Les vacances revenues, je débarque "au Palais" le charmant petit port de Belle Ile en mer. Très vite, je me rends au village de Vazen chez mon ami  Jean-Pierre. Il est environ quatorze heures. L'heure ou les vacanciers descendent à la plage. Parmi eux les filles du camp C.... En tête une brune au maillot de bain deux pieces : Mahité ! Elle se dirige vers moi. A cet instant, le destin met devant moi, celle qui sera ma vengeance. Comme par hazard, une merveilleuse brune un peu typée avec les yeux légèrement en amande. Le portrait tout craché de la fille du buraliste de mon bourg creusois, celle qui me faisait tant réver durant mes vacances creusoises. Je glace Mahité d'un ironique bonjour et vais embrasser la nouvelle venue toute éberluée. Je venais d'entamer mon chemin d'homme.

Ma vengeance se prénomme: Jacqueline. Toutes ces vacances nous nous balladons, Jacqueline et moi, main dans la main sur la côte sauvage, la plage. Pour moi la fin des vacances mettra fin à ce petit flirt calculé. Mais la vengeance est mauvaise consellière.
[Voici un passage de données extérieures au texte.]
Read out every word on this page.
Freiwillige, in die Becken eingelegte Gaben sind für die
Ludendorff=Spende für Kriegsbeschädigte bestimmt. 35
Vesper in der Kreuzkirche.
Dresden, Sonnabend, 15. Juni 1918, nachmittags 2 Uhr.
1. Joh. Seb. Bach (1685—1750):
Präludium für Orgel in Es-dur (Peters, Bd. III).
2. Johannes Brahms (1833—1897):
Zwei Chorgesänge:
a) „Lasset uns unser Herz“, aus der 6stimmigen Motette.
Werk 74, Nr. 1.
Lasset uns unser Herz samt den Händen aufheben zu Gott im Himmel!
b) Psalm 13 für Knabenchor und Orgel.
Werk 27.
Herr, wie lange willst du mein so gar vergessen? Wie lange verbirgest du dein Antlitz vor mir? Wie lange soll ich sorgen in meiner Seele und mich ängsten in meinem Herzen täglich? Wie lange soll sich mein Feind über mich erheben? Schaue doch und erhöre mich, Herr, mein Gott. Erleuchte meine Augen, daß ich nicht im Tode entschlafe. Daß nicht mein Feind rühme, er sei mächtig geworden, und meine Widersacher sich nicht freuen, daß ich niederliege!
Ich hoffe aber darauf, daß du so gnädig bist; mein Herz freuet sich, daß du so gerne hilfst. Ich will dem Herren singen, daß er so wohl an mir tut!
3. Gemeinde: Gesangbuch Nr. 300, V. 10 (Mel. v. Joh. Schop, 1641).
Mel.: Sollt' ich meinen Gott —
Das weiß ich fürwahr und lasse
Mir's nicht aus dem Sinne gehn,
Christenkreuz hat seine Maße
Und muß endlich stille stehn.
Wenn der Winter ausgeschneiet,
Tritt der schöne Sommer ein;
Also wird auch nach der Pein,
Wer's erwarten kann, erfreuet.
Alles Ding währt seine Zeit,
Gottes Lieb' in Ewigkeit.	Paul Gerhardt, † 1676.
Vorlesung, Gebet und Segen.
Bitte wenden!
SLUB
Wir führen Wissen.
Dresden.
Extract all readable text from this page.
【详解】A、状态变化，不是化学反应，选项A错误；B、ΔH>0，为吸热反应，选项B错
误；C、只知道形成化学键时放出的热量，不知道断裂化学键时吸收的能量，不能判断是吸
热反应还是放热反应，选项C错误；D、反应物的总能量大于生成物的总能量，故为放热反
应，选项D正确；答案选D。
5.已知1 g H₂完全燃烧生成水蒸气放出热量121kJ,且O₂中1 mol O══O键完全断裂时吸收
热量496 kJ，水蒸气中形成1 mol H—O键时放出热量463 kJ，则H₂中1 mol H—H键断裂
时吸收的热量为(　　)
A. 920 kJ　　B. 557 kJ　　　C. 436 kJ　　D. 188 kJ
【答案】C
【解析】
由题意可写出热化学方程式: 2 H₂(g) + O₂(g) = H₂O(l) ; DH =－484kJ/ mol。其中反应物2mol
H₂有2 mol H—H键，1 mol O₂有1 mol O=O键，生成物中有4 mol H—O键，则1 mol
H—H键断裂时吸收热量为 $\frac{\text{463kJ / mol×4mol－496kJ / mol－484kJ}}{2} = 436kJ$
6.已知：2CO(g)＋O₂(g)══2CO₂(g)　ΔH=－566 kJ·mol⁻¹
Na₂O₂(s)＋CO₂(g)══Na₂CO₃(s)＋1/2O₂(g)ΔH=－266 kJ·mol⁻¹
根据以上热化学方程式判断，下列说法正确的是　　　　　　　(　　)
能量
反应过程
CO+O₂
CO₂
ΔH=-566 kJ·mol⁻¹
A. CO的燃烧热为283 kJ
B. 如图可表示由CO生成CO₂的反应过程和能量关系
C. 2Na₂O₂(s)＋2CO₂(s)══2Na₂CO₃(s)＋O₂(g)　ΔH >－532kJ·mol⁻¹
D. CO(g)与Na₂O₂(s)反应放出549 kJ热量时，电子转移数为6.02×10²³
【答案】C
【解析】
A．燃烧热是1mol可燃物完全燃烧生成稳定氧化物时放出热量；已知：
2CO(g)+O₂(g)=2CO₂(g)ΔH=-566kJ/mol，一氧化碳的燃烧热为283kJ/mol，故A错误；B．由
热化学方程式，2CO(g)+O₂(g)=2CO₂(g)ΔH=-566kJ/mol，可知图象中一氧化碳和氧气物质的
De retour a Paris, Je reçois une nouvelle carte postale cette fois signée Jacqueline. Veux tu venir avec moi visiter notre Dame de Paris ? Je n'ai pas mesuré le danger. Cette satanée vengeance m'a conduit à l'église Championnet et à la mairie du XVIII arrondissement de Paris pour un mariage grandiose.
De cette union ne reste que nos deux prénoms gravés sur le zinc de la toiture de la tour du bourdon de Notre Dame de Paris.